In Search of King Solomon's Mines
- Second edition cover
- Author: Tahir Shah
- Illustrator: Tahir Shah (photos)
- Language: English
- Subject: Ethiopia, folklore
- Genre: Travel
- Published: 2002 John Murray
- Pages: 320 pp.
- ISBN: 978-1-84511-698-9
- OCLC: 228197615
- Preceded by: Trail of Feathers
- Followed by: House of the Tiger King

= In Search of King Solomon's Mines =

2002 book by Tahir Shah

In Search of King Solomon's Mines is a travel book by Anglo-Afghan author, Tahir Shah, relating his travels in Ethiopia with only local people for company and assistance.

==The journeys==
Shah's search began with a map discovered in a Jerusalem stall which shows a trail leading to the fabled mines of King Solomon in the land of Ophir. The mines have enthralled and tormented all those who searched for them down the centuries and superstition whispers of terrible curses that will befall anyone that finds them. Bewitched by the legends, Tahir Shah decides to take up the quest.

Chasing clues gathered from the Septuagint to ancient folklore, from the copper scroll to the national epic of the Kebra Negast, Shah was led to Ethiopia, whose past rulers traced their descent from the son born to King Solomon and the Queen of Sheba, and from which gold has been exported for millennia. He arrived there at the start of the 21st century, in a period when the impoverished country is still recovering from the violence and disruption of the century before.

In Addis Ababa, Shah engaged the service of Samson, a born-again Christian and former miner. Their first trip was down the Addis Ababa–Djibouti Railway to view the feeding of the hyenas said to guard Solomon's treasure in Harar, then returning by bus and undergoing "the kind of experience that makes you question the purpose of even the most well-intentioned journey". Next, they visited an illegal gold mine near Shakiso, where hundreds of men, women and children toil in "a biblical Hell". The presence of the travellers was betrayed to the local authorities and they were jailed, but then freed by a friendly regional commander.
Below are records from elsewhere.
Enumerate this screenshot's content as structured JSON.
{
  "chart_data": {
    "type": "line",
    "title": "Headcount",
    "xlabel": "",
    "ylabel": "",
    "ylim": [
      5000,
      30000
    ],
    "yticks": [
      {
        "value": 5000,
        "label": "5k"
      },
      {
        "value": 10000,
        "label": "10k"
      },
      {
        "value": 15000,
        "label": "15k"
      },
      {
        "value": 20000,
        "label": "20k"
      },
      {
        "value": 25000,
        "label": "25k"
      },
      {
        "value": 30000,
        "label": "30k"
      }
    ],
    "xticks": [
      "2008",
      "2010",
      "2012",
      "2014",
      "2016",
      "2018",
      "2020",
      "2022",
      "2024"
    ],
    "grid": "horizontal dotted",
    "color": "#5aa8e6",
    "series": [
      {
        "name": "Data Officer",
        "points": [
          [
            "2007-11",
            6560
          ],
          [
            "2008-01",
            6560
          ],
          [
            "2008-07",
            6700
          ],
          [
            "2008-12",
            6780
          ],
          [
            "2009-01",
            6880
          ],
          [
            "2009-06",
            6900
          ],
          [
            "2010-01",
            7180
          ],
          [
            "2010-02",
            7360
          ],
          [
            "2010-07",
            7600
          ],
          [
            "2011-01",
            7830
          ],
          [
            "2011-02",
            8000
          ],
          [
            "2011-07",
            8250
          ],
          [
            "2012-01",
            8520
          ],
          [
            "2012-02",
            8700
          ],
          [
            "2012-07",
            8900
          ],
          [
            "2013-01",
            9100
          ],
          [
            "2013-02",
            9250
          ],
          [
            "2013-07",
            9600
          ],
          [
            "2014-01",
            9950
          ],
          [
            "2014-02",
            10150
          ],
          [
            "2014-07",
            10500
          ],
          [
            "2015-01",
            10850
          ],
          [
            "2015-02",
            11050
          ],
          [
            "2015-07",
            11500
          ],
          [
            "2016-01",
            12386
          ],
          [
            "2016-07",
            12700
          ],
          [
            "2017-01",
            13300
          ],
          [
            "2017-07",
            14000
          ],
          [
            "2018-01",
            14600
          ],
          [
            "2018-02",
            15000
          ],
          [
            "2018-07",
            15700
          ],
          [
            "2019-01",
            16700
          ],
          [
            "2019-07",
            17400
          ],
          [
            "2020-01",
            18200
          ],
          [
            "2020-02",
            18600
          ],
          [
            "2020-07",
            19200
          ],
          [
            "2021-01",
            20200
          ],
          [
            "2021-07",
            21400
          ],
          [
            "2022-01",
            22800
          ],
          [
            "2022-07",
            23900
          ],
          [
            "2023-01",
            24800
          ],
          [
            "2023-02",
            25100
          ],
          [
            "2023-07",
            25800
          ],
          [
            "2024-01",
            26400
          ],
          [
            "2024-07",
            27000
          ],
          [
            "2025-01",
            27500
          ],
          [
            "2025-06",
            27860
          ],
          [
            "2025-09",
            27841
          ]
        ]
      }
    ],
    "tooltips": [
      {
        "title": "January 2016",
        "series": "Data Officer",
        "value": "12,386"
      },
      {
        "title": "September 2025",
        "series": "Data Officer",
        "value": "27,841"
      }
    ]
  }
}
Immediately afterwards, they were allowed to visit the Government's official Lega Dembi Mine.

For his journey round the wild borders of the north, Shah acquired the wrecked shell of the Emperor Haile Selassie's jeep, with the khat-chewing Bahru as chauffeur. First he explored the rock-hewn churches of Lalibela and was shown an ancient cross known as "the Gold of Sheba". Venturing from there among the feared Danakil tribe, he left Bahru to drive to Mekelle and joined a camel caravan back across the desert. Due to the greed of the people of the Afar Region, he was told, God has turned to salt the gold that once abounded there. Somewhere in the region to the north, it is rumoured, are the mines from which the Queen of Shaba derived her gold.

Religious experiences in the north later on included being lifted by rope to view the clifftop Debre Damo monastery; in Axum, Shah met a Rastafarian 'god'; in Gondar one of the few remaining Falashas. Heading southward next through monsoon downpours and swamped roads, the party made for the sinister mountain of Tulu Wallel where, decades before, an English adventurer called Frank Hayter claimed to have discovered the gold mines of King Solomon. Failing to locate the exact site, Shah returned months later to make a fresh attempt but was driven back by the harsh conditions.

==Reception==
Times description of the book's style as "simple and elegant, subtly self-deprecating and often hilarious" soon made its way onto the front cover of later editions. Though The New Yorker notes that Shah presents Ethiopia as "a land with all of the ills of modernity and none of its benefits", yet he manages to describe even the most shocking detail with a light touch and imparts information in so entertaining a way that "most readers won't realize that while walking on the wild side, they've also just done a quick course in Ethiopian history."

Though giving due credit to all this, Mary Whipple deprecates Shah's "unfortunate sense of entitlement in his attitudes toward the people around him". A critical study goes further and makes plainer the element of manipulation in the writing, with its tantalising treasure maps, mad sultans and accursed mountains. It derives from H. Rider Haggard's King Solomon's Mines (1885), a widely influential work of fiction that Shah mentions deprecatingly in his own book. The debt to that work, however, and to others derivative from it, is recognised by Richard Pine in his Minor Mythologies as Popular Literature as but "the most recent" example of "the industry" generated by such mythologies.